PIQUAL – Prostate Phantom for MRI-targeted biopsy Improvement of internal Quality Assurance and Learning Curve

Together with the Martini-Klinik (Prostate Cancer Center Hamburg-Eppendorf) at the University Hospital Eppendorf, the student project PIQUAL is being conducted at the PKT. 


Prostate cancer (PCa) is the most common malignant cancer entity in men. Systematic transrectal ultrasound-guided biopsy (TRUS biopsy) of the prostate, introduced in 1980s, remains one of the gold standards of diagnosis of PCa nowadays.

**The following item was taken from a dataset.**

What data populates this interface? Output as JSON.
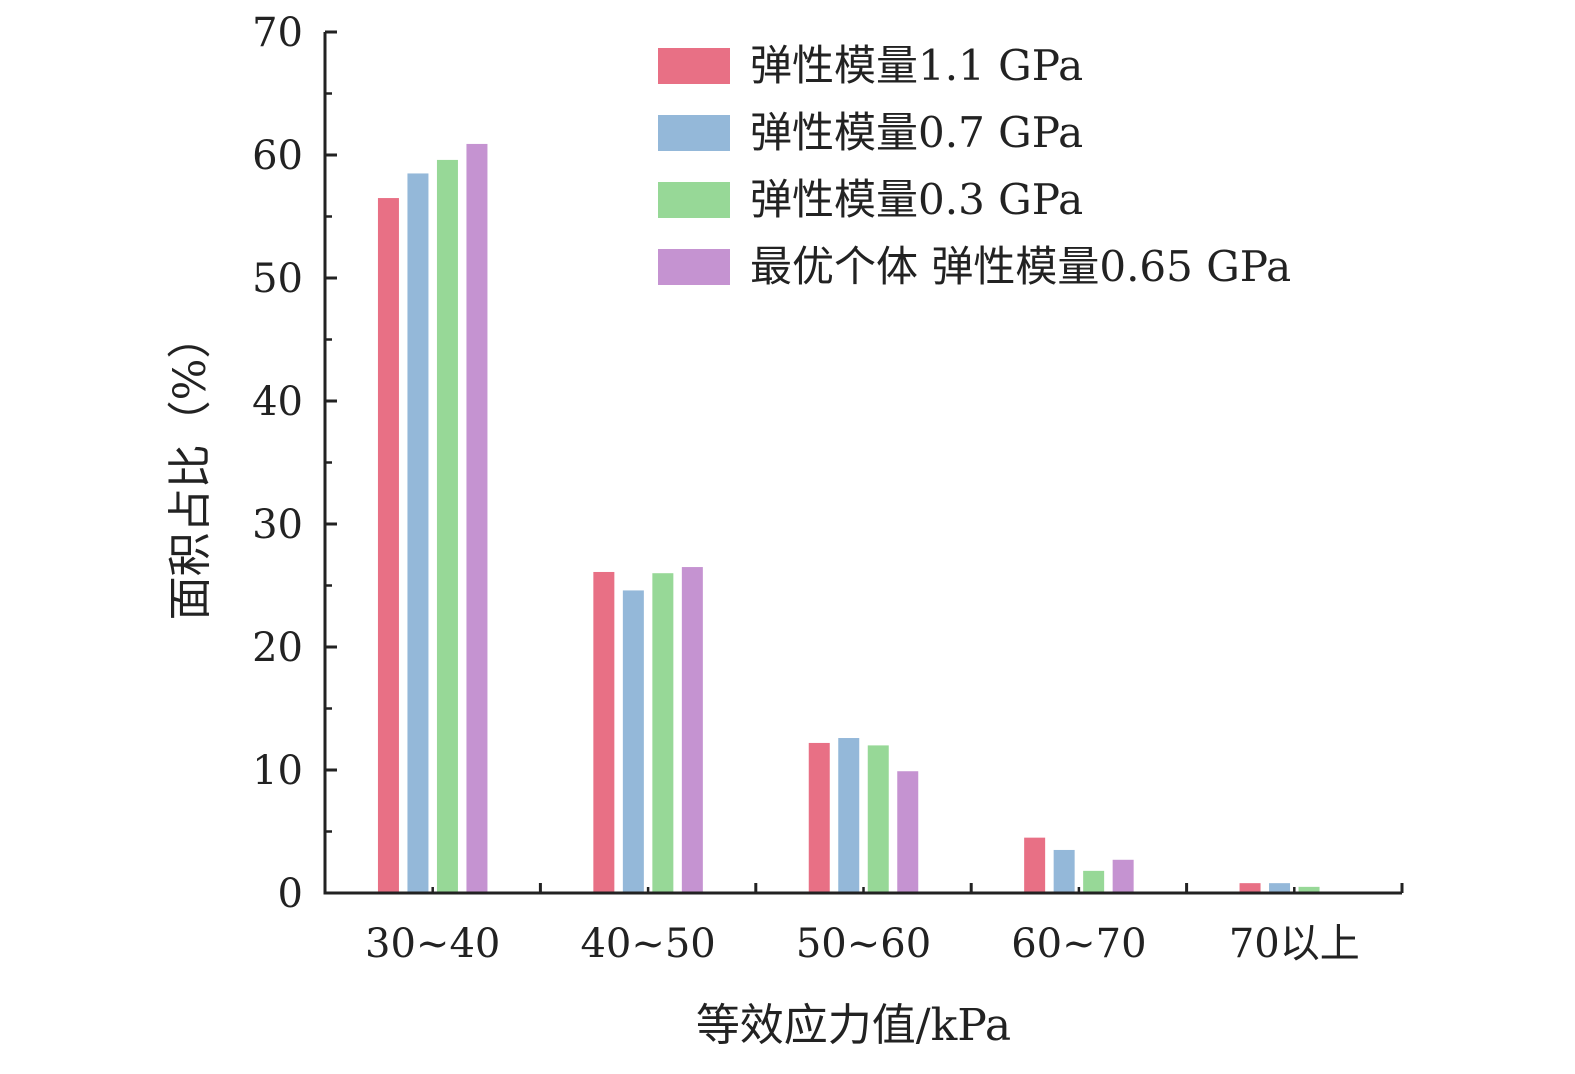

Models for learning transrectal ultrasound are only available to a very limited extent for clinical student training as well as for trainee physicians and do not adequately represent clinical variability. So-called phantom models for learning biopsy are not used at all in clinical training for cost reasons.
Meanwhile, the increased use of MRI imaging has improved prostate diagnosis by increasing the detection rate of significant tumors and avoiding overdiagnosis. These advantages of MRI can be used in clinical practice via software-based fusion biopsy (FGB) (combination of TRUS and MRI for biopsy). In everyday clinical use, computer-assisted fusion of TRUS and MRI images is based on mathematical procedures that take anatomical changes into account.


The aim of PIQUAL is to develop an anatomical prostate phantom for FGB biopsy of the prostate. This phantom will be used to perform both examination techniques and biopsy procedures. The phantom will increase the quality of teaching and training of medical staff and reduce training times while increasing biopsy precision. In addition to anatomical imaging of the prostate and surrounding organs (urinary bladder, seminal vesicles, and ureters), the phantom allows imaging of customizable lesions (pathological changes) in the prostate.

Research Method

As a first step, the phantom is being designed for the FGB platform of the Martini Clinic at UKE for training and manual, transrectal biopsy. With the help of additive manufacturing (3D printing) and its high geometric freedom, the phantom can be precisely, cost-effectively and flexibly adapted to user requirements by means of anatomical molds. A modular design enables rapid swapping of individual parts for cost-effective repeat examinations. In addition, the modularity (display in MRI and TRUS) allows a longer-term application of the phantom to be investigated on additional biopsy platforms (e.g., robotic or transperineal).

Project Organisation

Principal Investigator: Prof. Dr.-Ing. D. Krause

Co-Investigator: Marie Wegner, M.Sc.

Funding and Partners

Martini-Klinik Prostatakrebszentrum Hamburg-Eppendorf am Universitätsklinikum Eppendorf (UKE)

The PIQUAL project is funded from 01.01.2019 to 30.06.2022 by the Authority for Science, Research and Equality (BWFG) as part of a student project.